Pour accoucher de son troisième album, « Shake shook shaken », The Dø a laissé parler son instinct
Fichu sommet européen ! Et les embouteillages qu’il cause, qui vous mettent tellement en retard pour une interview que vous vous retrouvez à la faire au GSM, dans votre voiture rangée le long d’un trottoir du quartier Schuman ! A l’autre bout du fil : Olivia Merilahti, plutôt compréhensive.
Un chroniqueur écrivait à propos du disque qu’il y avait trouvé un supplément de folie comme on en entend rarement chez les groupes français… Mais n’est-ce pas ce qu’on pourrait dire de vous depuis vos débuts ? Déjà, vous ne « sonnez » pas « français »…
Je n’avais jamais vu ça comme ça, mais oui, peut-être. Nous sommes tous les deux un peu métissés, nous avons des cultures différentes. Et surtout : nous ne sommes pas blasés !
A chaque nouvel album, vous remettez tout à plat ?
Oui, c’est ce que nous aimons faire : table rase, utiliser des instruments différents, tenter ce que nous n’avions jamais essayé avant. C’est parfois très délicat, plus ou moins réussi, mais finalement, c’est comme ça que nous fonctionnons. En studio, nous voulons tout nous autoriser, ne pas nous priver.
Est-ce que ça veut dire que vous vous équipez au maximum, histoire de pouvoir faire un peu tout ? Ou vous avez quelques idées de base, des directions ?
En réalité, la première étape consiste à nous envoyer beaucoup d’idées. J’ai mon studio chez moi, Dan travaillait de son côté… Ensuite, nous nous retrouvons pour mettre tout ça en commun, ajuster les morceaux. Tout ça ne doit durer que trois ou quatre jours, maximum : nous essayons de limiter le temps passé ensemble en studio, pour capter le concentré de tout ça, ne pas trop s’égarer, ne pas trop se laisser prendre par des délires qui sont très faciles à atteindre en studio. Ça, nous l’avions déjà fait plein de fois. Ici, nous voulions aller vraiment droit au but, ce que nous n’avions jamais réalisé auparavant. Et en général, aller vraiment droit au but est très euphorisant. Il y a beaucoup de plaisir aussi dans ce que nous avons fait là. Je parle de l’immédiateté émotionnelle que nous avons pu atteindre.

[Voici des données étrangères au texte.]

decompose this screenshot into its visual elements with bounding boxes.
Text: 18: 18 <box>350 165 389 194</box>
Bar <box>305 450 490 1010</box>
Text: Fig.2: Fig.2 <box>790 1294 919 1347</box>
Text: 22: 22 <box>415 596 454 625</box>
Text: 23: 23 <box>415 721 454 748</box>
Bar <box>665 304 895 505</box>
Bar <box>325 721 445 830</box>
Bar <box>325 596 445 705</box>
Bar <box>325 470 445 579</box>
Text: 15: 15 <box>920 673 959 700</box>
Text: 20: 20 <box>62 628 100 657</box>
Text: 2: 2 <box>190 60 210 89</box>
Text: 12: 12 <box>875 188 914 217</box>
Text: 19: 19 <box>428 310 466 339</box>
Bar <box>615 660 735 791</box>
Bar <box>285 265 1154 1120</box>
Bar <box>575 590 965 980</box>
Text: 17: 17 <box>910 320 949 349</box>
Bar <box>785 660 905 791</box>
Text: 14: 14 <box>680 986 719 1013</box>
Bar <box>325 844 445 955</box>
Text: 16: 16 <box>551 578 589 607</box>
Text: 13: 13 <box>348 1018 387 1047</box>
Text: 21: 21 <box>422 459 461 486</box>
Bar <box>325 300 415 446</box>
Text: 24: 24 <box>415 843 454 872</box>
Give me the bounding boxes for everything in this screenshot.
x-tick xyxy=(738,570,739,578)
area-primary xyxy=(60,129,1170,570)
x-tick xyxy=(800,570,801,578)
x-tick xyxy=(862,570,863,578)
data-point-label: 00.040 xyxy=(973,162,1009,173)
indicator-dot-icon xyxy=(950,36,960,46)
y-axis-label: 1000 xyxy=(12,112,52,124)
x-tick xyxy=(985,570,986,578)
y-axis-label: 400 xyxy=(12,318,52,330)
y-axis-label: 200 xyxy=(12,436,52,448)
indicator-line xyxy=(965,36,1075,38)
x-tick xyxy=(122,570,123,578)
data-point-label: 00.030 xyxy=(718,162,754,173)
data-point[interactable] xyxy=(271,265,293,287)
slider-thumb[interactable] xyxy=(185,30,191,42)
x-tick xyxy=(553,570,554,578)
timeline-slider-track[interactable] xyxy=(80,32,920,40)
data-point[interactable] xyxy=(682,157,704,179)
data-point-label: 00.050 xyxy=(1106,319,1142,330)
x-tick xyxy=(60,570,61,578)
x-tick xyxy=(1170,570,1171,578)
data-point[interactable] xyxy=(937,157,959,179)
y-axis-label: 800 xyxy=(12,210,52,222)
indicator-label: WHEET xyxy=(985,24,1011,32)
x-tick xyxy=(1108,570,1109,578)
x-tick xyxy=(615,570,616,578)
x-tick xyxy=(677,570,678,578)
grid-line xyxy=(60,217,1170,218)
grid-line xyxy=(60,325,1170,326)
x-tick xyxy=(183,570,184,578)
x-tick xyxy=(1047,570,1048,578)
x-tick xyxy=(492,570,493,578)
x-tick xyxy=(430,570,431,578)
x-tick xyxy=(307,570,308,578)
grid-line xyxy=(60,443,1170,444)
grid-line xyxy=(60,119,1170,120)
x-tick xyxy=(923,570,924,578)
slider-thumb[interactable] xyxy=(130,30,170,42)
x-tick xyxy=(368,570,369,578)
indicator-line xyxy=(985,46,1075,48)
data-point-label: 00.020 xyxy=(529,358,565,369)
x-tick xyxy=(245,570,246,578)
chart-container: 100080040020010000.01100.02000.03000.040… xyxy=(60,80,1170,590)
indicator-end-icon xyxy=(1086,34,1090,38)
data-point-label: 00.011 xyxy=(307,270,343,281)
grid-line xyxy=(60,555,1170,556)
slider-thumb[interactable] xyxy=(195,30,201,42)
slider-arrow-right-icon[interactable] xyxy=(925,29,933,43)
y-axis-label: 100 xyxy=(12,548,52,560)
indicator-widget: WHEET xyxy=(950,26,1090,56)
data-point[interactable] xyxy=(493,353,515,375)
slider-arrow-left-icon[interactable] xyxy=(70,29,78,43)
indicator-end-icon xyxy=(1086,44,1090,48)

Même en vous autorisant ce que vous vouliez, n’y a-t-il pas quelque chose qui vous pousse vers tel ou tel son ? Quelque chose que vous avez entendu ? La technique à disposition ?
Tout a commencé par des petites maquettes que j’ai enregistrées sur la route, pendant la dernière tournée, en 2012. Je pense que j’étais assez frustrée, j’avais besoin d’enregistrer des choses, et même si c’était avec un minuscule clavier midi et mon laptop ! Au bout du compte, j’avais de quoi commencer à enregistrer, poser des idées assez grossières. Ça, c’était une première étape. Ensuite, il y a eu les boîtes à rythmes que nous avons achetées quand nous avons dû partir à l’étranger sans batteur. Nous devions partir avec un groupe un peu plus léger, et nous avons décidé de nous séparer de notre batteur. Pour des raisons pratiques et techniques en fait. Mais finalement, ça a été une agréable surprise, et de fil en aiguille, c’est devenu une vraie volonté artistique. Nous avions vraiment quelque chose dans l’oreille que nous voulions atteindre. Et c’est passé par des sons plus synthétiques, et même presque volontairement un peu froids. Il fallait aller dans cette direction-là. C’est difficile à expliquer, quand c’est une intuition… Nous essayons de garder cette part presque… animale. Mais l’intuition, ça peut se perdre facilement. Là, nous avons essayé de suivre notre instinct.